The trade recommendations in the FX Trading Portfolio will showcase our strategic FX views but the timing of trade recommendations is 100% discretionary. Specifically, trades will be evaluated on the following criteria: 1) fundamentals (growth, inflation/monetary policy and external balances; 2) valuation; 3) positioning; 4) technicals; and 5) risk appetite. While it is not a criteria in itself that trades must fulfil all of the above, we will consistently consult this framework when evaluating new and existing trading recommendations in the portfolio.
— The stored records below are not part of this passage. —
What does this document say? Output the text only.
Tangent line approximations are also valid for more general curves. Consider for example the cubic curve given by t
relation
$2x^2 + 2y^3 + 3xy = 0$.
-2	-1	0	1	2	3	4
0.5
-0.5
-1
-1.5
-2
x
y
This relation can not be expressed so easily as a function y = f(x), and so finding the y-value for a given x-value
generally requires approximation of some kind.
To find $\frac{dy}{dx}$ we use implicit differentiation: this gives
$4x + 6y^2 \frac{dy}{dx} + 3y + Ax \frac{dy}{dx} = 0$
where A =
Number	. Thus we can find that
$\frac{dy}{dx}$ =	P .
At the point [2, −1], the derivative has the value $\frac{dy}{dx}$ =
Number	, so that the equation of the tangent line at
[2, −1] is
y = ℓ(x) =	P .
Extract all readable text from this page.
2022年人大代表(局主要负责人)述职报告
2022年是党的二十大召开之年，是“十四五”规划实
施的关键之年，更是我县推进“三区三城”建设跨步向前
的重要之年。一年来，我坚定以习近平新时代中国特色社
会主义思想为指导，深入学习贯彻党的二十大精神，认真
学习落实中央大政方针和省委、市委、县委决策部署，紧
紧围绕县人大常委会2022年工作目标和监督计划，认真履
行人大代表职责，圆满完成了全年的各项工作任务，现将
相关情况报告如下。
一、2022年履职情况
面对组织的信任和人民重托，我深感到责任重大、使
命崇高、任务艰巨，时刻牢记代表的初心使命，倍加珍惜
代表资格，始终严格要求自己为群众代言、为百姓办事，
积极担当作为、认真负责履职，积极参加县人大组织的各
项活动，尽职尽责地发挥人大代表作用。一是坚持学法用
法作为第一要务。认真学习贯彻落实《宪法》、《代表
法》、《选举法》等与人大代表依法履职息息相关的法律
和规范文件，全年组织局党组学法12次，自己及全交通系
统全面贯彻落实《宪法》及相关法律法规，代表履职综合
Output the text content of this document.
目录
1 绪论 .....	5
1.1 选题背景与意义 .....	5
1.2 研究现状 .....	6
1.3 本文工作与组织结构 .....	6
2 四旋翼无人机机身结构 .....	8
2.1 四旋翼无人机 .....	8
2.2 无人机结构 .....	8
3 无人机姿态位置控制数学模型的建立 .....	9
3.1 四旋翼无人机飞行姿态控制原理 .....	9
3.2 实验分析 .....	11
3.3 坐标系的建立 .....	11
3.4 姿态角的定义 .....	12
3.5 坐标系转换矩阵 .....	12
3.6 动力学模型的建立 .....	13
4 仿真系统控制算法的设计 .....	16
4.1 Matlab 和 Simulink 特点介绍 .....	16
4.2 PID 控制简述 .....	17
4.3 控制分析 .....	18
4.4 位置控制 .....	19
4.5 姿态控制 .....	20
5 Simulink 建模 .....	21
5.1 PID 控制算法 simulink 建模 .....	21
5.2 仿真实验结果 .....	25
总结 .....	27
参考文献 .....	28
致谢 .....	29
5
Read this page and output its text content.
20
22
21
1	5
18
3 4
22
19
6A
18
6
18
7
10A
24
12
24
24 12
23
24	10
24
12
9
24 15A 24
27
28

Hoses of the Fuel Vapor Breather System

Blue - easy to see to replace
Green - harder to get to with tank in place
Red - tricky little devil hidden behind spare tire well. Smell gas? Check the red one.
The FX Trading Portfolio incorporates our existing open trade recommendations that have not been closed prior to this publication. Hence, we book a profit of 7.02% on our long GBP/JPY trade recommendation, which hit the target of 180 on 19 September. We maintain our short EUR/USD trade recommendation, at a target of 1.25, where we lower our stop-loss level to 1.30 from 1.35. To be short EUR/USD is the biggest consensus macro trade but it is still right. The USD’s role as an asset currency is increasing as the US simply delivers higher expected returns regardless of whether one invests in equities, fixed income or real estate. We favour expressing our bullish USD view versus EUR as FX hedging flows on the back of ECB easing will weaken the common currency.